You can see the distribution across all three perspectives and see if reality is meeting expectations. 

We can see in Upcoming Work, half of the items are ‘Defects & Incidents’. Is this a concern for us? Is this a sign of a bigger quality issue?

For WIP, in recent weeks, about a third of the items have been ‘Management Activities’. Perhaps we have an expectation that no more than 10% of our items in progress should be allocated to management activities. In a few weeks before that, a third of our items have been on ‘Enablers & Tech Debt’. Are the teams working on the right things?

Looking at Completed Work, in the week of the 20th June, we only completed ‘Defects & Incidents’. Did something occur in that week that the team only focused on quality issues? In the most recent week, half of the items worked on were ‘Enablers & Tech Debt’. Is this the right time to be working on these?

From here we can navigate into Delivery Management to dive in deeper to conduct further analysis on the details.

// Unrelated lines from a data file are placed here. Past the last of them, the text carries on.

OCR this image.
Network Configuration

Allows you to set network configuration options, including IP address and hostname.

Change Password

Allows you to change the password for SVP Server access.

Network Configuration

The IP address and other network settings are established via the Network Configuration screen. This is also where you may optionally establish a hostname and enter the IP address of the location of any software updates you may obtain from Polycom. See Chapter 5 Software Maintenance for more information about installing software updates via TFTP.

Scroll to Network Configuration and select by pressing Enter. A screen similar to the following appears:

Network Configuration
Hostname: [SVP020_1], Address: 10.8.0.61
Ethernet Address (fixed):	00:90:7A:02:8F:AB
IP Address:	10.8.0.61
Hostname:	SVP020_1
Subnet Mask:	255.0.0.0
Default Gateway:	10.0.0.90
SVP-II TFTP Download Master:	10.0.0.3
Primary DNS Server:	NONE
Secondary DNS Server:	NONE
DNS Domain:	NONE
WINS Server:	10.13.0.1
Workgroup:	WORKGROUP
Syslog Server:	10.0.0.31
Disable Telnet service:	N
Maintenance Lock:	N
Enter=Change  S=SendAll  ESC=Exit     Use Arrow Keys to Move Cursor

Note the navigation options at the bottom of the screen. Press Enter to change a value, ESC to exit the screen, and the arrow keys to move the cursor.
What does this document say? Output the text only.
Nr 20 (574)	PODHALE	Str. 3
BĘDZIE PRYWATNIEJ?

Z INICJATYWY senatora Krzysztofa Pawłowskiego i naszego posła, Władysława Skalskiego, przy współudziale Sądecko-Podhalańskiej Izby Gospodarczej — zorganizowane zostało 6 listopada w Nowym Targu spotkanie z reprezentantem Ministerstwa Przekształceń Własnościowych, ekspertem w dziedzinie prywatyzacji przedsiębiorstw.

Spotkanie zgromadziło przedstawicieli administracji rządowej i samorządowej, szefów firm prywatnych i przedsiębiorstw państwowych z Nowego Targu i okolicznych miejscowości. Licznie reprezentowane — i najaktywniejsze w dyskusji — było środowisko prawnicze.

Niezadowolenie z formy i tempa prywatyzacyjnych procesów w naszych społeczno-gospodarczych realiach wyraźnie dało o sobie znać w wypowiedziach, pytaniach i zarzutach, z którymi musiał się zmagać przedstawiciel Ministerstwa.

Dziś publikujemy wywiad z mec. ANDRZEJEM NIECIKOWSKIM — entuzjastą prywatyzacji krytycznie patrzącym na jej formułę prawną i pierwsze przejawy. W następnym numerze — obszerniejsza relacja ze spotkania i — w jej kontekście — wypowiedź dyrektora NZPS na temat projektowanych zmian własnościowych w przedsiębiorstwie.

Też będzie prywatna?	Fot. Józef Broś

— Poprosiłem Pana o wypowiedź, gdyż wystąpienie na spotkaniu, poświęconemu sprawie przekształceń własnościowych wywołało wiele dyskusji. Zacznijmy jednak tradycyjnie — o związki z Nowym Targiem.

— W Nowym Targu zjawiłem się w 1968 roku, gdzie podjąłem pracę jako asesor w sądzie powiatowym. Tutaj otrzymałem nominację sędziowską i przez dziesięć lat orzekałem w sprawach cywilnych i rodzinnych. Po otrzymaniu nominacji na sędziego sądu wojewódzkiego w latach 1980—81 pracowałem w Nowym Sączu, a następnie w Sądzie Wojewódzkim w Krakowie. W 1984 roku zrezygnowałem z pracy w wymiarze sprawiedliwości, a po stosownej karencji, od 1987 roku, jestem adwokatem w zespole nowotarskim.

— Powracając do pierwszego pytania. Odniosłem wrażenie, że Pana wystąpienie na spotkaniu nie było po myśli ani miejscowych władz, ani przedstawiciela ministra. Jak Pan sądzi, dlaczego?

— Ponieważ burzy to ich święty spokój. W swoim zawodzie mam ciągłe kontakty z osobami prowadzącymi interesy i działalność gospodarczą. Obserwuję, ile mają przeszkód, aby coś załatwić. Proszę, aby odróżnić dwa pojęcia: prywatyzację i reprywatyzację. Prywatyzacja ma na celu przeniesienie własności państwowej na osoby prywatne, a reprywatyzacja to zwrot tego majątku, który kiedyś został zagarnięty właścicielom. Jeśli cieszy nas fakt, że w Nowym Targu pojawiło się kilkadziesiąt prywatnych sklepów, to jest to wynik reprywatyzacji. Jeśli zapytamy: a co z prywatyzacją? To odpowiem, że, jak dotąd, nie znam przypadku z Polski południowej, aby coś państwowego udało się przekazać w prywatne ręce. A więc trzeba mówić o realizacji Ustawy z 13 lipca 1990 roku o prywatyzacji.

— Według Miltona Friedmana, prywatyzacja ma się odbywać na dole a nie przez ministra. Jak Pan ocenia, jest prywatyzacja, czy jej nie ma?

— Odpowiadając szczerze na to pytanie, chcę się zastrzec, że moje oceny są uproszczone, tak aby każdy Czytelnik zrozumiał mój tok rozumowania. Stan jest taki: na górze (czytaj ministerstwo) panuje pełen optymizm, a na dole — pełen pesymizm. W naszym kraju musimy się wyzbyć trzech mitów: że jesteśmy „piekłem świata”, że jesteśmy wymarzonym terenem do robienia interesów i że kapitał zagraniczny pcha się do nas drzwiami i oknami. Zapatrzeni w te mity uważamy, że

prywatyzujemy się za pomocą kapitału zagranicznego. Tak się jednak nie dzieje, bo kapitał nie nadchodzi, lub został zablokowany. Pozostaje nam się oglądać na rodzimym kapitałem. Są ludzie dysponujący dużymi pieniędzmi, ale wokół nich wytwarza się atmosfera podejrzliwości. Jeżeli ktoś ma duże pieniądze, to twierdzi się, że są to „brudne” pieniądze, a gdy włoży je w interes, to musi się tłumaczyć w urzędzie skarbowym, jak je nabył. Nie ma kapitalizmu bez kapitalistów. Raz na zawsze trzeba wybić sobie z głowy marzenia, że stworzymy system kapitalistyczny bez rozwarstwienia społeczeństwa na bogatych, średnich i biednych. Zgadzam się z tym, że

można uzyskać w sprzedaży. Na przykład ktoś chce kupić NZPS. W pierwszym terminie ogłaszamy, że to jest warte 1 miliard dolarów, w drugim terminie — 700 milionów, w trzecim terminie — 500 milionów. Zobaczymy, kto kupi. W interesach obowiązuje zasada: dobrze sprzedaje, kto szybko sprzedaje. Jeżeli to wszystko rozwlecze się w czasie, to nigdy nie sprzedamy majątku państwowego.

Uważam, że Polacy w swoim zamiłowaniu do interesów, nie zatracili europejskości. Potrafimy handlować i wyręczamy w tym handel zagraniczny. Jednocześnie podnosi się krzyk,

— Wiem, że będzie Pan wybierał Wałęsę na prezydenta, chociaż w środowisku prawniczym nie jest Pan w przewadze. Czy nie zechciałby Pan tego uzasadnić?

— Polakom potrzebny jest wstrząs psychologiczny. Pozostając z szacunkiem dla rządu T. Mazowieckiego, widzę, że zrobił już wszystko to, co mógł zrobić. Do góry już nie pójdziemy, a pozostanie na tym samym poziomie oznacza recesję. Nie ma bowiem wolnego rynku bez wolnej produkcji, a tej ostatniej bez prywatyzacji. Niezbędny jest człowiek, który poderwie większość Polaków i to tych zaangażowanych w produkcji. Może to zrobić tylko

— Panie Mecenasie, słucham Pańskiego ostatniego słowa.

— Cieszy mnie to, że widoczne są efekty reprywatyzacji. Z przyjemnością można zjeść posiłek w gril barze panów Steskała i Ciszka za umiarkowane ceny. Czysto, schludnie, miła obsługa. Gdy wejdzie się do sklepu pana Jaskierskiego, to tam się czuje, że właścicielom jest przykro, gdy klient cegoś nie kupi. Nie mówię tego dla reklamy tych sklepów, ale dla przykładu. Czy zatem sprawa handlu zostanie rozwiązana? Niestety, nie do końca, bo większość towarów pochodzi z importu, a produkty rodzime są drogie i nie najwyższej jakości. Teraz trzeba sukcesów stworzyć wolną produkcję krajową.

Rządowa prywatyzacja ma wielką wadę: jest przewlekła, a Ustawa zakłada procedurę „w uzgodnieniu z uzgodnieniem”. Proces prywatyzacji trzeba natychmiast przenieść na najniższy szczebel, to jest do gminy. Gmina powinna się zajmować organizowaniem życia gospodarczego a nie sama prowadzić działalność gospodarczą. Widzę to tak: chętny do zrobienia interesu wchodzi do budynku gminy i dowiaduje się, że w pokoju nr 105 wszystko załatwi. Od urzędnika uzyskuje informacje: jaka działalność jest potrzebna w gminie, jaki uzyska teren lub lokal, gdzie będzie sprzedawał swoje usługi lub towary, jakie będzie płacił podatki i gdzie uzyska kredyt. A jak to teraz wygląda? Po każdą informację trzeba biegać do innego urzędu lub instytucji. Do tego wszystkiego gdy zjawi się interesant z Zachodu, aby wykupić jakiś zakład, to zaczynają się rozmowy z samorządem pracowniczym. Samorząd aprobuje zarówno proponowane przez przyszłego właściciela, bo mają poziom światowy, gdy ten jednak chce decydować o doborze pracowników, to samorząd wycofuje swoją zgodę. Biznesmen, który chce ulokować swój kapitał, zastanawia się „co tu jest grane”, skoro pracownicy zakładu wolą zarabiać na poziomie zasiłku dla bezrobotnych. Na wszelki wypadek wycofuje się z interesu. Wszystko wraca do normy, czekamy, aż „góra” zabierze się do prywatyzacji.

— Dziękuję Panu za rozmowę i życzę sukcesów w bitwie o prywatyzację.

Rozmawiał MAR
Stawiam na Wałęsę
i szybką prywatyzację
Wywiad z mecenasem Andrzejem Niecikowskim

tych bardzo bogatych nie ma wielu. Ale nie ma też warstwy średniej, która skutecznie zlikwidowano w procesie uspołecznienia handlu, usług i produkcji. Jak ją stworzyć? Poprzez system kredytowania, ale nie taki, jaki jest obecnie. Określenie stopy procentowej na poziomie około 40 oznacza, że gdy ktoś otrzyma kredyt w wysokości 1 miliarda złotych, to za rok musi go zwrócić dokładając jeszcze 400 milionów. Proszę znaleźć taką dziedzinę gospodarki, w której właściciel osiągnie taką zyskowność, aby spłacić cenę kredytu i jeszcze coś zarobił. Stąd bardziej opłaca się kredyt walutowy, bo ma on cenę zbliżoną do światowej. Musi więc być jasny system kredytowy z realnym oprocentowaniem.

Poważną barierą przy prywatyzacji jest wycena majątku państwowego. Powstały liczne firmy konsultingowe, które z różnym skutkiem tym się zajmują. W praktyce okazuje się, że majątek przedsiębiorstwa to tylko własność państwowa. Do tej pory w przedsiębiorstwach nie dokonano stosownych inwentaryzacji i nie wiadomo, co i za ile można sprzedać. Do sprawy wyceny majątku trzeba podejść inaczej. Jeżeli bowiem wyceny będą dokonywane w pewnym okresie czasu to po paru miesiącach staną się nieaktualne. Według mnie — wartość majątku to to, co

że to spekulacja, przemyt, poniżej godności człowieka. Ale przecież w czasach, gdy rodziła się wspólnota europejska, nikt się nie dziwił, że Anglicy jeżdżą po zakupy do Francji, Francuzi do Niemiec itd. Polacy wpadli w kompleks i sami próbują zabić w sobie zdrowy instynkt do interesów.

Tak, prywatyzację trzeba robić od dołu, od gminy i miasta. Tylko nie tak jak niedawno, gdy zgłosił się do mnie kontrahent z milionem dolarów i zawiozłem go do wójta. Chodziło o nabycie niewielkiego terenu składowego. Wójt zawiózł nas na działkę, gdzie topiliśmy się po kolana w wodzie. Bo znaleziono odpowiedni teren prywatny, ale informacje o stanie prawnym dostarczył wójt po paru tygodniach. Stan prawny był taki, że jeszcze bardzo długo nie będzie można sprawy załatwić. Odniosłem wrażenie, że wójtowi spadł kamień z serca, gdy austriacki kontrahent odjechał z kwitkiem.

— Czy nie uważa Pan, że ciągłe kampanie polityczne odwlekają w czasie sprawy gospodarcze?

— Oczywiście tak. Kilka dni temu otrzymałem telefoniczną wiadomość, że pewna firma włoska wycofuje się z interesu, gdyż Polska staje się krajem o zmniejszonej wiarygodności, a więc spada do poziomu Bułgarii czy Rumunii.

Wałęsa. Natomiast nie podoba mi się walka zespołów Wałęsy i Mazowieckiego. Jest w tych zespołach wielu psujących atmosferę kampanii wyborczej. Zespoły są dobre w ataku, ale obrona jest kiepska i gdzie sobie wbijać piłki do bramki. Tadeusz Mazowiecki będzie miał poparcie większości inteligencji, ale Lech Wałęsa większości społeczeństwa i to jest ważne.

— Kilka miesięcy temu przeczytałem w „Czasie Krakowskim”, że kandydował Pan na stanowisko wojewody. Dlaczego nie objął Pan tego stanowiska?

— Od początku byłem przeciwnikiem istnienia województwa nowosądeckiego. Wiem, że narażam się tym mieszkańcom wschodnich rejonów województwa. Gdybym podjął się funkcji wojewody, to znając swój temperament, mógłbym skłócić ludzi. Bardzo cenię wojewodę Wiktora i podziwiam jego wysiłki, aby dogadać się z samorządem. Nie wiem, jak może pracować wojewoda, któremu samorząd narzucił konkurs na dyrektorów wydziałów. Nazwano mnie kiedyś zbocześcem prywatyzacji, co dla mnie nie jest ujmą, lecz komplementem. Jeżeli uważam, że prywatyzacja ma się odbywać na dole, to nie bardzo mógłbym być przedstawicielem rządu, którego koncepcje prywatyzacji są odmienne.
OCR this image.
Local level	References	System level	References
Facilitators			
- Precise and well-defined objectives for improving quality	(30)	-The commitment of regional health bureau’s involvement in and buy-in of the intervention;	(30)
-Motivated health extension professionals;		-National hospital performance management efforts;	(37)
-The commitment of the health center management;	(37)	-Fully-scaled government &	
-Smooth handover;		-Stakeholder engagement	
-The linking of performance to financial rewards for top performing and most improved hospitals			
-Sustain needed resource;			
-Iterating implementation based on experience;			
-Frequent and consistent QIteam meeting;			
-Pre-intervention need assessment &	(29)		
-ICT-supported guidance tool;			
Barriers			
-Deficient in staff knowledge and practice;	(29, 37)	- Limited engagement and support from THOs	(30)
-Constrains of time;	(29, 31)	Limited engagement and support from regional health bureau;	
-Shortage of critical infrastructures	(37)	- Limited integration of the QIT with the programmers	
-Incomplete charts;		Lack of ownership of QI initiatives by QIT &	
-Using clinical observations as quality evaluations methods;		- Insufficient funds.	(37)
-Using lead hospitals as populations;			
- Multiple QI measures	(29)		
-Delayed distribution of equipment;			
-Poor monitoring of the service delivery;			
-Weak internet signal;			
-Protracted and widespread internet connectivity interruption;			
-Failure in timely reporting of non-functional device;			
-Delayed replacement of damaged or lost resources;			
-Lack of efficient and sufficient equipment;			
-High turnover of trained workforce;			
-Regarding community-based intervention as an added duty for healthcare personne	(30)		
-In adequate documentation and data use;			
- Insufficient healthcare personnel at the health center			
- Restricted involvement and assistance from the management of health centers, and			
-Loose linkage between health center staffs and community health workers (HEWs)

How is our investment across these teams being utilised across the different demands? Are they working on the right things? Or is there some factor that is pulling them into other demands?

Do we have large spikes in the historical view? Are there for example, big spikes in defects and incidents being raised in the upcoming work across particular weeks indicating a quality issue? Or are the teams spending a lot of time on Technical Debt, when there should be focus on shipping Features for the upcoming release?

By observing trends and patterns, it may give us clues to conduct deeper analysis if teams are working on what we expect them to, or if reality not matching and an intervention might be required?